Well-researched & -written biographies that I look forward to reading: Lowside of the Road: A Life of Tom Waits by Barney Hoskyns (Broadway Books); On Some Faraway Beach: The Life & Times of Brian Eno by David Sheppard (Chicago Review); Revolution in the Air: The Songs of Bob Dylan, 1957-1973 by Clinton Heylin (a biography of the songs, also published by the Chicago Review Press); and 2 eagerly-awaited books coming this fall, Bob Dylan: Prophet, Mystic, Poet (Scribner, December) by the Berkshire’s own Seth Rogovoy and Thelonious Monk: His Story, His Song, His Times (or another ever-changing subtitle) by Robin Kelley (finally coming out this October after being announced years ago by Free Press). You will no doubt be hearing much more of these books & subjects as they embed themselves in my precious reading time.

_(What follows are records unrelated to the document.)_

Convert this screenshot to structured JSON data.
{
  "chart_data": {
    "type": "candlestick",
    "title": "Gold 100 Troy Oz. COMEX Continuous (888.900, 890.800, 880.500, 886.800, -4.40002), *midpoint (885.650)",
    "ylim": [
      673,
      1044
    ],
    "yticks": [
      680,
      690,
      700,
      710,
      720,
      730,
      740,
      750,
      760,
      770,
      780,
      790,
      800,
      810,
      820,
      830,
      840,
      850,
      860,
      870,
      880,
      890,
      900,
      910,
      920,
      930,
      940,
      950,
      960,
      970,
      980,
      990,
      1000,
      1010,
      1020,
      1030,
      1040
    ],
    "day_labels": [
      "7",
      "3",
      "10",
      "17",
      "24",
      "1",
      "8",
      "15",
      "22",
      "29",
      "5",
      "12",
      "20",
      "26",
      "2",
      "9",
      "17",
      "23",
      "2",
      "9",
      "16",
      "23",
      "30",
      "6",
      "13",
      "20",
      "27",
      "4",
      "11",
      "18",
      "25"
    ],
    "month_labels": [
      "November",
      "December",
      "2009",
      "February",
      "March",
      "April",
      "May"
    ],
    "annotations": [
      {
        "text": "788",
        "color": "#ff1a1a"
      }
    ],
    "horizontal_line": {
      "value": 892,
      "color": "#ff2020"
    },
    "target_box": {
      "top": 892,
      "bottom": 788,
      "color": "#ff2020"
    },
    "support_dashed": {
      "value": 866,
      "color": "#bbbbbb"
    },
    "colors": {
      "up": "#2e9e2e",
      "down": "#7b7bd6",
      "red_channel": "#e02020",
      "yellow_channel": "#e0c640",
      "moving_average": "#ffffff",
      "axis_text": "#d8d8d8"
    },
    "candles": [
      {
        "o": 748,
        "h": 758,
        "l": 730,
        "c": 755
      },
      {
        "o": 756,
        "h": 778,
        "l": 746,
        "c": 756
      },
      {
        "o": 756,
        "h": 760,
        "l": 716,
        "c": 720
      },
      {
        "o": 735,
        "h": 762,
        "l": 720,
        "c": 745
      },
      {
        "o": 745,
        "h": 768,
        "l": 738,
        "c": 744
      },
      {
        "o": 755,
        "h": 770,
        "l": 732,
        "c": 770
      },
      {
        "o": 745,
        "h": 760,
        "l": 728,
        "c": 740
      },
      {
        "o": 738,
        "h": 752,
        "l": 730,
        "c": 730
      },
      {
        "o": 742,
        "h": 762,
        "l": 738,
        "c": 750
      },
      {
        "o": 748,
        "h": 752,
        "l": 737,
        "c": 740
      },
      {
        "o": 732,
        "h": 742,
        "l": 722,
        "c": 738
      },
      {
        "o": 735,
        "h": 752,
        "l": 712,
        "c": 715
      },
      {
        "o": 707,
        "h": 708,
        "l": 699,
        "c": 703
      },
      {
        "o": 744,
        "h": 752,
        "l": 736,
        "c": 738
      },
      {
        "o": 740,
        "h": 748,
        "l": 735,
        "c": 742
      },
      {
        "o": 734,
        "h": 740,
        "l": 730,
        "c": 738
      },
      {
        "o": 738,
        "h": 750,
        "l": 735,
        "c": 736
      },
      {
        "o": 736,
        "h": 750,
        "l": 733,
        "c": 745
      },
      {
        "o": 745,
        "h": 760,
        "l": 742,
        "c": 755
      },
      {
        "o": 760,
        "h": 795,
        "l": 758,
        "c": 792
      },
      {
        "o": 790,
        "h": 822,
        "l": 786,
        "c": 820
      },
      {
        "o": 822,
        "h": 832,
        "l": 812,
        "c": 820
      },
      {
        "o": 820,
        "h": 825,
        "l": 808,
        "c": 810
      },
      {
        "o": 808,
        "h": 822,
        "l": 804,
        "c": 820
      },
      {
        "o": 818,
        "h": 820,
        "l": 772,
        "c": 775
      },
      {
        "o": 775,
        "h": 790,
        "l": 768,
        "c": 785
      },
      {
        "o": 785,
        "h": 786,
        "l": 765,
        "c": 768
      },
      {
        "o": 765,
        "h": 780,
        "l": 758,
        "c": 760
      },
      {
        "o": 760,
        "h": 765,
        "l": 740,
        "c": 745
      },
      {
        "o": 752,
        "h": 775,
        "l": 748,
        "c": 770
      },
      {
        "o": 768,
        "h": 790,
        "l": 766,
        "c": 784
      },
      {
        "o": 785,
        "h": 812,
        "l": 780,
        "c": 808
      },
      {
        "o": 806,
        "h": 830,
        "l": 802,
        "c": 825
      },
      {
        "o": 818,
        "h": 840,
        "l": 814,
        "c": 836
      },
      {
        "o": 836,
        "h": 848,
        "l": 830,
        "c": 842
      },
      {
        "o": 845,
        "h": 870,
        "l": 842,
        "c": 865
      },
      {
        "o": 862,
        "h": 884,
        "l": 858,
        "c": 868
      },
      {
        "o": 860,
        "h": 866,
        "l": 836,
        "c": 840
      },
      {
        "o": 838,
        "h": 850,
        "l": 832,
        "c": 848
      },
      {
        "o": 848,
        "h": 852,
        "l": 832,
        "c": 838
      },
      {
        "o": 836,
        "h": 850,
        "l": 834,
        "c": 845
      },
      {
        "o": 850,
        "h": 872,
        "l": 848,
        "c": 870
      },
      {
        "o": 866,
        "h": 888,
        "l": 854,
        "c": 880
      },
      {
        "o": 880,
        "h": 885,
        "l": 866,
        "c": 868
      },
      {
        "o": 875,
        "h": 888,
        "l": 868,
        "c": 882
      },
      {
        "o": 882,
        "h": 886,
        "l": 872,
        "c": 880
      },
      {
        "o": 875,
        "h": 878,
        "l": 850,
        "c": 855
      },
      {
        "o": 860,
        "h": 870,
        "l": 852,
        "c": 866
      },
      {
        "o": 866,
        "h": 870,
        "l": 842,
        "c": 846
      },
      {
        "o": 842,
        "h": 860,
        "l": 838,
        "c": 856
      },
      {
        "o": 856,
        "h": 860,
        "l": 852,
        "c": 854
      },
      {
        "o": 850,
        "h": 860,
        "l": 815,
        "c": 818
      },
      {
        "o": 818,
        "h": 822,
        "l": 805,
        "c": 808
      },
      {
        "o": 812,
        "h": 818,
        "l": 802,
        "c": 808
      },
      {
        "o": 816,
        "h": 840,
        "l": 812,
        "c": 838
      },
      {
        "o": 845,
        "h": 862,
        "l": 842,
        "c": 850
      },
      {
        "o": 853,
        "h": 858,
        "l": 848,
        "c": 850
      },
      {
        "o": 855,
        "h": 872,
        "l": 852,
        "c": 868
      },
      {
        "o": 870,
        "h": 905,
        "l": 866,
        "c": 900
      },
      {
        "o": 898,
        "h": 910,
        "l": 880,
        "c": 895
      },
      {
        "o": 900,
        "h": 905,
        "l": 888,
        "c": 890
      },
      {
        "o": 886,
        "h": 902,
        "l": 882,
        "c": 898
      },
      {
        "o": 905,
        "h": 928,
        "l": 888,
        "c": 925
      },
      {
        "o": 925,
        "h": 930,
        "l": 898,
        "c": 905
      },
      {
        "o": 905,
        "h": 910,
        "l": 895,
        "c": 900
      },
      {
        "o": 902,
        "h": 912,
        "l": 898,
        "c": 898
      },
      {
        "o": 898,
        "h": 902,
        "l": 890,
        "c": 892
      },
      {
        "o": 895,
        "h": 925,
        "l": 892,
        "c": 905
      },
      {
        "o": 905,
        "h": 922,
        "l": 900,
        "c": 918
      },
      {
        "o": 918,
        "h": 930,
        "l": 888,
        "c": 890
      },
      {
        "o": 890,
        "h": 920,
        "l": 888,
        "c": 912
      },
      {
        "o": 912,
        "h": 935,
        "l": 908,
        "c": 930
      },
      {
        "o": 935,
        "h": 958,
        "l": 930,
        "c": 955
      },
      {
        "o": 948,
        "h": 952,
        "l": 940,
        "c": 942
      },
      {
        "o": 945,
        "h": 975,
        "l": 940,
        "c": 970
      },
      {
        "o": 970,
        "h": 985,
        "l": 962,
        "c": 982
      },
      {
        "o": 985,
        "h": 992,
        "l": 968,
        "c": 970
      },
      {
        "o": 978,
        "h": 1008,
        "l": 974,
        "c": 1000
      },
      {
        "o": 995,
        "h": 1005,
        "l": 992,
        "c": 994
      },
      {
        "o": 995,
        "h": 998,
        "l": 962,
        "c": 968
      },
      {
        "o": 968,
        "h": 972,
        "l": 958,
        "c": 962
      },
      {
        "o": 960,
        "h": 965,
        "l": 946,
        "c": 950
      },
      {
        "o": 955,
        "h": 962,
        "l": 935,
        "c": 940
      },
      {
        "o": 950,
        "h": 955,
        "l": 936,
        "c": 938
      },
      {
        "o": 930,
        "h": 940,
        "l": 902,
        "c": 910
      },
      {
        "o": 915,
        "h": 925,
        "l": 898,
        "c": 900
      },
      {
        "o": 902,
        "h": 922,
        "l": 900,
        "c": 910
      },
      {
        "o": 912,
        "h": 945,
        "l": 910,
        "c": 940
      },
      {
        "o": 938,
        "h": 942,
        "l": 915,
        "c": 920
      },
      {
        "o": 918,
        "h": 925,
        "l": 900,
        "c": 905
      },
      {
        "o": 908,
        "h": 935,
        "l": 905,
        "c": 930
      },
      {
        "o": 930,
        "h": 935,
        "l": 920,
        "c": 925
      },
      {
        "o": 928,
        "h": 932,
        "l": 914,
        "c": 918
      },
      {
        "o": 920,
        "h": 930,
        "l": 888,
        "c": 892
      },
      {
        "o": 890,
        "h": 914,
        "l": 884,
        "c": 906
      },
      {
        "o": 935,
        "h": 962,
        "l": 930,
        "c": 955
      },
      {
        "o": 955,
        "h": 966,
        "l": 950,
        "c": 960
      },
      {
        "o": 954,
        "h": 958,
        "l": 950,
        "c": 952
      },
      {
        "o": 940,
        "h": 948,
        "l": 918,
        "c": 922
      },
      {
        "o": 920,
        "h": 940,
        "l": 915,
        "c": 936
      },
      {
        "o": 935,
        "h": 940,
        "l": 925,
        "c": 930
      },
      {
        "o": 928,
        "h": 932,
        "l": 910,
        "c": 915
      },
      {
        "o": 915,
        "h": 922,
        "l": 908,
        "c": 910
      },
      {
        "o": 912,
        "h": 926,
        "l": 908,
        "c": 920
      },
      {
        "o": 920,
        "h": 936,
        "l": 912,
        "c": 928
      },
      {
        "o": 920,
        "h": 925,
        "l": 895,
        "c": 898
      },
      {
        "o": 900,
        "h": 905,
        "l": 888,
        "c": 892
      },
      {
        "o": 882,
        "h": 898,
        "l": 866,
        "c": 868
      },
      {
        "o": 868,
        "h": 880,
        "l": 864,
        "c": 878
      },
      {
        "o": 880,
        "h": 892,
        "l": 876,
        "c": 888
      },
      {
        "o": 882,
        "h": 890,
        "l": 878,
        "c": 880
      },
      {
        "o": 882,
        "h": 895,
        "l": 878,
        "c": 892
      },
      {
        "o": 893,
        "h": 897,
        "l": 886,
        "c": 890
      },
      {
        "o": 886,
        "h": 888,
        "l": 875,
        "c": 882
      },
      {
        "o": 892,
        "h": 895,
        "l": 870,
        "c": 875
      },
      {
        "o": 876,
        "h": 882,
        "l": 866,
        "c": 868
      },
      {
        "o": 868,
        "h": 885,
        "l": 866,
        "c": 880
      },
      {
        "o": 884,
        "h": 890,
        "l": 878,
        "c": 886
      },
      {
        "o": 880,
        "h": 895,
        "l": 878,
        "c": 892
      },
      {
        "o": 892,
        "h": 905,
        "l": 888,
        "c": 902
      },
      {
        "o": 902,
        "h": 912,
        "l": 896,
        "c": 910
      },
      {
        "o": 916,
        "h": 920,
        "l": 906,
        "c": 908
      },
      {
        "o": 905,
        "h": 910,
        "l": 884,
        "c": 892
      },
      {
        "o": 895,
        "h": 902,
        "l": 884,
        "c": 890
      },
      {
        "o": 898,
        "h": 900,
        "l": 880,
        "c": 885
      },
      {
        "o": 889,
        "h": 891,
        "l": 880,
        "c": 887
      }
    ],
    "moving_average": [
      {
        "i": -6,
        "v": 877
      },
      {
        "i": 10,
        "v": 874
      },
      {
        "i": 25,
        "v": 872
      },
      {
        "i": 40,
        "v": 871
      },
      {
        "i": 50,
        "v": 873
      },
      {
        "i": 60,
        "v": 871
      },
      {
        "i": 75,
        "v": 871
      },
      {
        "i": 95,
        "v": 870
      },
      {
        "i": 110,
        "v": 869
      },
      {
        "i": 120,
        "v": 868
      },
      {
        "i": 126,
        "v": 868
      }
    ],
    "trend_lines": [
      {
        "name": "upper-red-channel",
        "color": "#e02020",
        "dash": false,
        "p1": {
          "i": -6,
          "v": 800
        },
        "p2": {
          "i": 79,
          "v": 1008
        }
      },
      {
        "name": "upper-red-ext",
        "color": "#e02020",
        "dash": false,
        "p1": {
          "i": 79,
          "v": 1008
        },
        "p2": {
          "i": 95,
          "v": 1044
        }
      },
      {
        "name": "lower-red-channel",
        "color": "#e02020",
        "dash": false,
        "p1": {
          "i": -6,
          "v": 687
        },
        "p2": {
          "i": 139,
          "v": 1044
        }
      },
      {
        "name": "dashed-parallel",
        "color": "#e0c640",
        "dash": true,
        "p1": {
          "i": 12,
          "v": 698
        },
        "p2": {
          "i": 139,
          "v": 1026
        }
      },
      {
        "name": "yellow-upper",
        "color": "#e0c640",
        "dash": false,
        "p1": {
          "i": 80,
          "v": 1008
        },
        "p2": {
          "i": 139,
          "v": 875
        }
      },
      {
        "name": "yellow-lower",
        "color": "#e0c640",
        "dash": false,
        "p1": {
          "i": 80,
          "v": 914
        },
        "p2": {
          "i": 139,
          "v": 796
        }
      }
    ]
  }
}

Continuing & ending in no particular order: the great humanist & writer Oliver Sacks, his most recent book Musicophilia: Tales of Music & the Brain (Vintage Books), the subject of a recent PBS show; another PBS show’s source, Daniel Levitin‘s This Is Your Brain on Music: The Science of a Human Obsession (Plume) & his imminent paperback The World in Six Songs: How the Musical Brain Created Human Nature (Plume); and we mustn’t forget Infinity Blues, poetry by Ryan Adams (Akashic Books), or Noise: Fiction Inspired by Sonic Youth, edited by Peter Wild (Harper), or Heavy Rotation: 20 Writers on the Albums That Changed Their Lives, edited by Peter Terzian (also Harper Perennial), or Amplified: Fiction from Leading Alt-Country, Indie Rock, Blues & Folk Musicians, edited by Julie Schaper & Steven Horwitz (Melville House), or … as you can see, there is no end to the wonderful panoply of new music books … so just let me end for now with a nod to One Square Inch of Silence: One Man’s Search for Natural Silence in a Noisy World by Gordon Hempton & John Grossmann (just out from Free Press), which I hope to have the calm & presence of mind to read & listen to (it comes w/CD) this summer. The excerpt I read in Orion magazine a few issues back was very good.
Happy reading & listening. I’ll also continue this blog with non-music musings along the lines of Here Comes Everybody, indicating that virtually everybody, that is every writer of any middling-to-high repute, seems to have a book coming out before the end of the year. So there will be very much to enthuse about indeed.